Today, Lyrics2Learn is helping students across the country improve fluency, comprehension, and confidence through a unique reading program that fuses music with research-based literacy instruction. Using jazz, blues, hip hop, and rock, the platform transforms reading practice into something kids actually enjoy. The result is a K–6 reading experience that feels less like a chore and more like participation.
At its core, Lyrics2Learn combines rhythm, rhyme, repetition, and guided reading strategies to help students retain information and strengthen literacy skills.
Jeremy describes the company simply:
“We offer parents and schools a K-6th grade reading program fusing jazz, blues, hip hop and rock with research-based literacy instruction.”
That blend of creativity and educational rigor is what makes the platform stand out.
The company’s roots are deeply practical. Jeremy originally built the program as a reading center his students could complete independently while he worked with small groups during reading rotations. Over time, the idea evolved into a scalable technology platform with hundreds of leveled reading activities and integrated fluency and comprehension tools.
What started inside one classroom is now serving classrooms, schools, districts, homeschool families, and tutoring clients around the world.
Jeremy joined the Exponential Impact Scale Cohort during a pivotal moment for the company. At the time, he was launching a new tutoring branch of Lyrics2Learn designed specifically to help struggling readers outside the traditional classroom environment.
That decision proved to be a major turning point.
“In three years, the tutoring branch has gone from concept to what looks like will be $800K annual recurring revenue in 2026,” Jeremy shared.
At the same time, the school-focused side of the business successfully raised approximately $800,000 through a combination of dilutive and non-dilutive funding, including winning a highly competitive SBIR grant.
Notably, the tutoring branch was bootstrapped from the ground up.
That kind of disciplined growth says a lot about Jeremy’s approach as a founder. While many startups focus heavily on hype, Lyrics2Learn has stayed focused on delivering measurable outcomes for students, teachers, and parents.
Research surrounding the platform has shown strong potential in improving reading engagement and fluency through music-supported repeated reading strategies. The platform has also served millions of lessons and built a growing reputation among educators looking for effective and engaging literacy tools.
But beyond the numbers, Jeremy’s story reflects something foundational in Colorado’s startup ecosystem: founders building solutions from lived experience.
He didn’t create Lyrics2Learn because it sounded like a good pitch deck idea. He created it because he spent years watching students struggle and believed there had to be a better approach.

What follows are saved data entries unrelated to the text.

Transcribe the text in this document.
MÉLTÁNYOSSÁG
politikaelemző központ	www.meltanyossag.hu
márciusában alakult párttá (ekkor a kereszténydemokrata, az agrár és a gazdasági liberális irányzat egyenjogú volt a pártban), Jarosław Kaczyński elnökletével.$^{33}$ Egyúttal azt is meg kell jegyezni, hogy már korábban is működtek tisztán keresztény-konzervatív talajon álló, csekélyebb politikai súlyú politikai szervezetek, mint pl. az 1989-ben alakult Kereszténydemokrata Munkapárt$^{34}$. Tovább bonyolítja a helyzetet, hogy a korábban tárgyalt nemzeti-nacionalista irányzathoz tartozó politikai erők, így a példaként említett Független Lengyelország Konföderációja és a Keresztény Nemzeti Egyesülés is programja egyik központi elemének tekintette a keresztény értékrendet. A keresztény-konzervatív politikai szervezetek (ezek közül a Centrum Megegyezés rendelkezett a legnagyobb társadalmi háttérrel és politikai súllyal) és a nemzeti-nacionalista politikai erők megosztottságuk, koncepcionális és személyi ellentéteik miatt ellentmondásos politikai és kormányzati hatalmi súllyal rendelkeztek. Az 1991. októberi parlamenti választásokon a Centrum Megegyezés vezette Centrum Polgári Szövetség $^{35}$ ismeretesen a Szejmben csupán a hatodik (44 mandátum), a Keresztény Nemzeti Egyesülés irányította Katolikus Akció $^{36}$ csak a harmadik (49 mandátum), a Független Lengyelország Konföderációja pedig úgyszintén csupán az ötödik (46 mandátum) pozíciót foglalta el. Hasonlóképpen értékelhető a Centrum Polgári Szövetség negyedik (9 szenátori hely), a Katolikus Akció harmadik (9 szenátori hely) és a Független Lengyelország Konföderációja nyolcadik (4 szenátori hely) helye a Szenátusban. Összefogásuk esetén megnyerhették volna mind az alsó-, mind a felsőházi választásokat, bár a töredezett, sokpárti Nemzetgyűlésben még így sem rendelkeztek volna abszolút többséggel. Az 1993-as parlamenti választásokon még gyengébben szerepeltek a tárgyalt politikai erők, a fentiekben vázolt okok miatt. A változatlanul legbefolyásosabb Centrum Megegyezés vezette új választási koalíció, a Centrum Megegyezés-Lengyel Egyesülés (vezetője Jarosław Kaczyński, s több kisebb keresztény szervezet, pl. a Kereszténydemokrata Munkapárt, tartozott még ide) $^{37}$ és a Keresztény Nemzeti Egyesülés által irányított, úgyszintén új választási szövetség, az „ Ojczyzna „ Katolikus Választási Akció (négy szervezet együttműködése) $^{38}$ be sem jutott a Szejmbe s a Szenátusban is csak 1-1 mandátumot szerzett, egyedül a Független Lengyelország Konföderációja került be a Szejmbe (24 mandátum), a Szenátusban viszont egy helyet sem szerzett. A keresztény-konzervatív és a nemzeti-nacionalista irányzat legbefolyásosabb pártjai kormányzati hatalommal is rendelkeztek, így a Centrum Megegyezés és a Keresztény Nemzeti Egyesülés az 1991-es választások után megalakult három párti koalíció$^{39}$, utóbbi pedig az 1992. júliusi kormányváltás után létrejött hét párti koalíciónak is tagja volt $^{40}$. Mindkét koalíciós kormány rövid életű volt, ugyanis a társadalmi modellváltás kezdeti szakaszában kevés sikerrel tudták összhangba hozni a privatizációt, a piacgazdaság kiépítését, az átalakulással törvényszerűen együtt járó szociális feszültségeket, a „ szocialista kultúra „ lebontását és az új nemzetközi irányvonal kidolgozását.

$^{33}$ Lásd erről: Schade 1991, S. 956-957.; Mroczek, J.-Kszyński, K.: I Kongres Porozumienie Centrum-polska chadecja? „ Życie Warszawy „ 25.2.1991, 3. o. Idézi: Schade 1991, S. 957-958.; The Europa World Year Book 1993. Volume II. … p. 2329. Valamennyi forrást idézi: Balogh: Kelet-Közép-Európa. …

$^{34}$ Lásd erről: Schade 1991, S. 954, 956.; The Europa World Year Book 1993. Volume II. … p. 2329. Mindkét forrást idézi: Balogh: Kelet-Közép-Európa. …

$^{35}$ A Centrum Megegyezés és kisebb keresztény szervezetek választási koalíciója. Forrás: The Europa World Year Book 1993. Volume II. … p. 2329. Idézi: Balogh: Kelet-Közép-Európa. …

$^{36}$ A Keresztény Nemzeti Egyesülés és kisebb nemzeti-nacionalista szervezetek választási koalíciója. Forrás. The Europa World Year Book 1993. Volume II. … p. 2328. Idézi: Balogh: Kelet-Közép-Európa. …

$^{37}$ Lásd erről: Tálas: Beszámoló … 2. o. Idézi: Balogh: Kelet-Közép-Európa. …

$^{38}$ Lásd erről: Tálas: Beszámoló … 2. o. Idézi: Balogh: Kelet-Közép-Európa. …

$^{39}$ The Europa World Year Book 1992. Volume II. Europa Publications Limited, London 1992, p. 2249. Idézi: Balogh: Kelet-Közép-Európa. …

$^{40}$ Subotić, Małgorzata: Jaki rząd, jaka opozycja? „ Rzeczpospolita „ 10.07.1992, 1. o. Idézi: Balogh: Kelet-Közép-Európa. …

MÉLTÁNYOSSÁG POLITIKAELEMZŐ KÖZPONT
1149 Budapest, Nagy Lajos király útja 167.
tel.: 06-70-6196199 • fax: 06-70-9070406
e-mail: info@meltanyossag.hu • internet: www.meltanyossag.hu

That kind of founder-market fit matters.
It also explains why his advice to other entrepreneurs is refreshingly grounded:
“Understating and overdelivering is going to serve you better than overstating and underdelivering.”
Simple. Honest. Proven.
At Exponential Impact, we believe Colorado’s strongest founders are often the ones closest to the problem they are solving. Jeremy Spartz is a great example of that mindset in action — building with purpose, scaling with discipline, and creating meaningful impact along the way.
As Lyrics2Learn continues to grow, it is also helping shape the future of educational technology by proving that literacy instruction can be rigorous, research-based, and genuinely engaging for students.
And that is the kind of innovation worth paying attention to.